Gwichyaa Zhee (Fort Yukon)

Population: 539*, predominantly Gwich'in Athabascan
Location: Confluence of the Yukon and Porcupine rivers, 145 miles NE of Fairbanks

History: Fort Yukon was founded in 1847 by Alexander Murray as a Canadian outpost in Russian territory. It became an important trade center for the Gwich'in Indians, who inhabited the vast lowlands of the Yukon River and surrounding flats. The Hudson’s Bay Company, a British trading company, operated at Fort Yukon from 1846 until 1869. In 1862, a mission school was established.

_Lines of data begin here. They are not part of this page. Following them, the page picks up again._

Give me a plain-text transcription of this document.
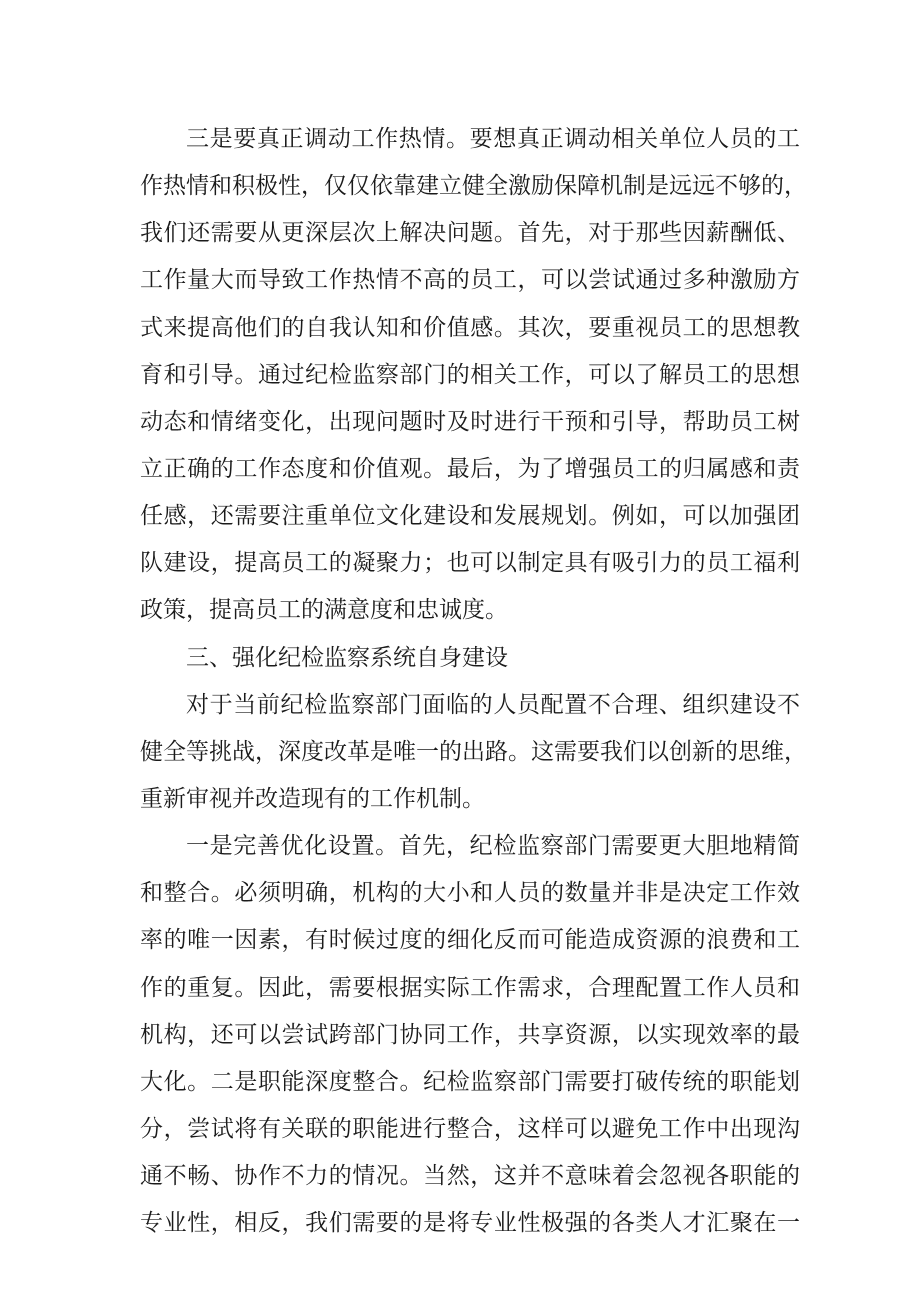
三是要真正调动工作热情。要想真正调动相关单位人员的工
作热情和积极性，仅仅依靠建立健全激励保障机制是远远不够的，
我们还需要从更深层次上解决问题。首先，对于那些因薪酬低、
工作量大而导致工作热情不高的员工，可以尝试通过多种激励方
式来提高他们的自我认知和价值感。其次，要重视员工的思想教
育和引导。通过纪检监察部门的相关工作，可以了解员工的思想
动态和情绪变化，出现问题时及时进行干预和引导，帮助员工树
立正确的工作态度和价值观。最后，为了增强员工的归属感和责
任感，还需要注重单位文化建设和发展规划。例如，可以加强团
队建设，提高员工的凝聚力；也可以制定具有吸引力的员工福利
政策，提高员工的满意度和忠诚度。
三、强化纪检监察系统自身建设
对于当前纪检监察部门面临的人员配置不合理、组织建设不
健全等挑战，深度改革是唯一的出路。这需要我们以创新的思维，
重新审视并改造现有的工作机制。
一是完善优化设置。首先，纪检监察部门需要更大胆地精简
和整合。必须明确，机构的大小和人员的数量并非是决定工作效
率的唯一因素，有时候过度的细化反而可能造成资源的浪费和工
作的重复。因此，需要根据实际工作需求，合理配置工作人员和
机构，还可以尝试跨部门协同工作，共享资源，以实现效率的最
大化。二是职能深度整合。纪检监察部门需要打破传统的职能划
分，尝试将有关联的职能进行整合，这样可以避免工作中出现沟
通不畅、协作不力的情况。当然，这并不意味着会忽视各职能的
专业性，相反，我们需要的是将专业性极强的各类人才汇聚在一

Alaska was purchased from Russia by the United States in 1867, and two years later it was determined that Fort Yukon was on American soil. Moses Mercier, a trader with the Alaska Commercial Company, took over operation of the Fort Yukon Trading Post. A post office was established in 1898. The fur trade of the 1800s, the whaling boom on the Arctic coast (1889–1904), and the Klondike gold rush spurred economic activity and provided some economic opportunities for the Natives. However, major epidemics of introduced diseases struck the Fort Yukon population from the 1860s until the 1920s. In 1949, a flood damaged or destroyed many homes in Fort Yukon. Fort Yukon incorporated as a city in 1959 and continues to exist as the regional hub of the Yukon Flats.